Pendergrass remembers that Cole’s wife had just come to the door to tell him it was time to come in and get cleaned up since they were going out to celebrate their anniversary that evening.
Pendergrass said he was in District Court that afternoon when someone came rushing in and told everyone that Cole had been shot.
“Of course we all went out and headed out to where Ted lived,” Pendergrass said. “We got word on this individual who shot him and we started working it. We set up a road block, and he came through the road block. We were able to arrest him and charge him with murder.”
Cole had arrested Baldwin a number of times and had just recently charged him with a traffic offense.

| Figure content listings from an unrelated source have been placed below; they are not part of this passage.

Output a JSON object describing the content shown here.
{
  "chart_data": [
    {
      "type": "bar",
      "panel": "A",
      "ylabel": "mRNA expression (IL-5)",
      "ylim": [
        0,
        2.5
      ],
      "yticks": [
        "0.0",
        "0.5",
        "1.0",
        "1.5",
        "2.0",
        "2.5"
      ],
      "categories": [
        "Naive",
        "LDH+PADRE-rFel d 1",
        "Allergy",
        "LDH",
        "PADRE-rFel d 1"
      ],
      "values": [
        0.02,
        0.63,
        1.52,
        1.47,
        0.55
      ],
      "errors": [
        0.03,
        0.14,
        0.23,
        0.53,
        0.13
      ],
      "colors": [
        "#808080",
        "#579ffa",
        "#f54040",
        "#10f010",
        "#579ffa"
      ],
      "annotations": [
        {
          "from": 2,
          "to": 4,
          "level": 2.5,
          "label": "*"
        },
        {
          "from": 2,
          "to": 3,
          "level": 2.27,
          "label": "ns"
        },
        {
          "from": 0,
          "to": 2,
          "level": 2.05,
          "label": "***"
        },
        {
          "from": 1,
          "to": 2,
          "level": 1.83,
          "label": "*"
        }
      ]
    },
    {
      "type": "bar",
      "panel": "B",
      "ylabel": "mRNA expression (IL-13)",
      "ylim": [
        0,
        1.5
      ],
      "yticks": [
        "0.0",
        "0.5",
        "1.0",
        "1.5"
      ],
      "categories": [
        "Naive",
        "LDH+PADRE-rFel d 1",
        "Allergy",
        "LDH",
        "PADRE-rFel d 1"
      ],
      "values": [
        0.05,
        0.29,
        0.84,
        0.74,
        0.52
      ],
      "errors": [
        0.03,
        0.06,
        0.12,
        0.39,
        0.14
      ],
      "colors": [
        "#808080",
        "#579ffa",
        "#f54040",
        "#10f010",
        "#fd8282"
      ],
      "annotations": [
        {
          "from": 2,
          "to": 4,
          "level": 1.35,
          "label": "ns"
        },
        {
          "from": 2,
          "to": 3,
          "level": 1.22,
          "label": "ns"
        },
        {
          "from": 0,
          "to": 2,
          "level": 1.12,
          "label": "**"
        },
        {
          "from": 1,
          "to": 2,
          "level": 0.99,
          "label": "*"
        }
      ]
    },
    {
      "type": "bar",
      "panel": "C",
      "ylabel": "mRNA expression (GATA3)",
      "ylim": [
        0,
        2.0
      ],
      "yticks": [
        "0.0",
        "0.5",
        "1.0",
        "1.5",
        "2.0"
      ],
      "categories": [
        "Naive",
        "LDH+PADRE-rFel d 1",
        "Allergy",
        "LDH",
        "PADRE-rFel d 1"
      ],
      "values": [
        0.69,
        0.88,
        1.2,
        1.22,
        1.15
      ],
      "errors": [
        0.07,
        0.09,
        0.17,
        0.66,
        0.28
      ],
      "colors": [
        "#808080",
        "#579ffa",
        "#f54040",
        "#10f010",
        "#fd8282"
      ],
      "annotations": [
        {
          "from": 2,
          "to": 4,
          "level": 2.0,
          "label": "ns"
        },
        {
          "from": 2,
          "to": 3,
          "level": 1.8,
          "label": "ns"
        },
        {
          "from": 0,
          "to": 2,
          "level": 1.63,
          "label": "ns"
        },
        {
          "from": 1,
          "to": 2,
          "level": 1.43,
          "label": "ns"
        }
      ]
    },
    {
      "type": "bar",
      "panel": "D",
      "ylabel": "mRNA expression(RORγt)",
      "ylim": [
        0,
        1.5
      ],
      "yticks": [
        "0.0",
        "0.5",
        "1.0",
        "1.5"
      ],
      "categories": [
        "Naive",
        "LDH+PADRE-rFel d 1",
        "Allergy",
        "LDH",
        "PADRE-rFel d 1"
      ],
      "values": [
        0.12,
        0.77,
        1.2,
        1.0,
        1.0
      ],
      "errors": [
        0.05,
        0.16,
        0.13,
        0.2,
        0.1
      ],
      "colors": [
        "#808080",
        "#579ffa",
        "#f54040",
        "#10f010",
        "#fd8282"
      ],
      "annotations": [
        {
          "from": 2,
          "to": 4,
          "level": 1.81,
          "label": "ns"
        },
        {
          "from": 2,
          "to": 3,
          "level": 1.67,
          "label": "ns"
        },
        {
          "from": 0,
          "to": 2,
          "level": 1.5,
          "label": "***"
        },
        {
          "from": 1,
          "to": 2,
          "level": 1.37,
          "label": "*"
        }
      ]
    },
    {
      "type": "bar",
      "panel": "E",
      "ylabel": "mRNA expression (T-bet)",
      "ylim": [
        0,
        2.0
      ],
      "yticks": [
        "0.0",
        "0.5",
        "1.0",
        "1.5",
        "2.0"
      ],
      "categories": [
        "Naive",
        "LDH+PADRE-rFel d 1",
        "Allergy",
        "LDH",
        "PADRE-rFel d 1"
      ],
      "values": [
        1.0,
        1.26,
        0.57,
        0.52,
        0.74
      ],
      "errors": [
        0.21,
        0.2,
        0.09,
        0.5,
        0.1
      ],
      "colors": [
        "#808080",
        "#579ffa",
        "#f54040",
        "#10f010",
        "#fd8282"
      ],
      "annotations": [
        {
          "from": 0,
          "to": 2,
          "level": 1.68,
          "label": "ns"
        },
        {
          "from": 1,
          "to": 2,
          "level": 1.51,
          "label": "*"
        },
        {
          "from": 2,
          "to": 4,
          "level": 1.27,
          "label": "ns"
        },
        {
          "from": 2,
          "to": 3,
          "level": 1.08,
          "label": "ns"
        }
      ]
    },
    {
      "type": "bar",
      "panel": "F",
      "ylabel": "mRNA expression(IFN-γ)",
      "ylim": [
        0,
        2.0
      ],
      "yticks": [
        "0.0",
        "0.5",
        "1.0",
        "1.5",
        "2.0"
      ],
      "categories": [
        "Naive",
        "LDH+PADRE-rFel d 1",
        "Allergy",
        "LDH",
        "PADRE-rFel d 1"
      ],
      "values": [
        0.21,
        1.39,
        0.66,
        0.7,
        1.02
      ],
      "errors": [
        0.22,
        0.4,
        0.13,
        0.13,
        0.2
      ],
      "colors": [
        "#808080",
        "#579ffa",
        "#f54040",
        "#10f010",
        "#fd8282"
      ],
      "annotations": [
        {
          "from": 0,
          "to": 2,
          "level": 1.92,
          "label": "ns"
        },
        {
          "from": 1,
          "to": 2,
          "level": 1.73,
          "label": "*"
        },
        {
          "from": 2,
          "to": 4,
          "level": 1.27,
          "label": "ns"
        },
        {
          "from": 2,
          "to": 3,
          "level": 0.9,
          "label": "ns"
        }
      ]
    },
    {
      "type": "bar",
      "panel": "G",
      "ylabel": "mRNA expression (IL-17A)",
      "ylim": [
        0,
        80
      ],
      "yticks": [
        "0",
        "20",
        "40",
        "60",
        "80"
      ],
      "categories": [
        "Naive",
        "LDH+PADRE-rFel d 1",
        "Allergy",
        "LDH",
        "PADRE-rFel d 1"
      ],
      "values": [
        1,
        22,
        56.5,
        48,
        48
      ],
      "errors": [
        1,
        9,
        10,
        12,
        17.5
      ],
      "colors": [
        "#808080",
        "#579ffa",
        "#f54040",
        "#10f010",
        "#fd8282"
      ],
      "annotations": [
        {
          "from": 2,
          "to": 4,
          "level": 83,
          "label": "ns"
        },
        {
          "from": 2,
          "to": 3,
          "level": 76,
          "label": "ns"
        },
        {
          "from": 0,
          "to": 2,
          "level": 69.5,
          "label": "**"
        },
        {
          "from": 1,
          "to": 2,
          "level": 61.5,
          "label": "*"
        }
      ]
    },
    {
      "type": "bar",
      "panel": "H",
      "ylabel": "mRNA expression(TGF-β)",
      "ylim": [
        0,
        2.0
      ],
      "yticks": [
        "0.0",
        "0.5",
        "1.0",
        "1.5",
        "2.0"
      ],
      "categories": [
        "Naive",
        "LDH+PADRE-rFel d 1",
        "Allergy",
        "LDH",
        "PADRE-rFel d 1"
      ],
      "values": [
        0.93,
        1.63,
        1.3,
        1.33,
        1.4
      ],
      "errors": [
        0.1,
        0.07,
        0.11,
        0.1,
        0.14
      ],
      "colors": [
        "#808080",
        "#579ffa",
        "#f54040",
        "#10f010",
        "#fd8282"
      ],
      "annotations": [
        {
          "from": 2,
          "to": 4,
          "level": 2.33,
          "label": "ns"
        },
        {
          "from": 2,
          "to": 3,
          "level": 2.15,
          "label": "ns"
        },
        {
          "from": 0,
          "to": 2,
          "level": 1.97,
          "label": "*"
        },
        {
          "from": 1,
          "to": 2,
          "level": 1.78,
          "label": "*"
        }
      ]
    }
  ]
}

“[Baldwin] just got to drinking that day and decided he was going to get his revenge on Ted,” Pendergrass said.
Baldwin was found guilty of first degree murder and remained in prison until he was paroled in the late 1980s or early 1990s.
In May, Cole’s name will be added to the National Fallen Officers Memorial in Washington, D.C. Representatives of the Chapel Hill Police Honor Guard will attend the service to participate in the ceremony.
“He was an outstanding young man,” Pendergrass said. “There’s no telling what he would have been today if he had stayed in law enforcement.”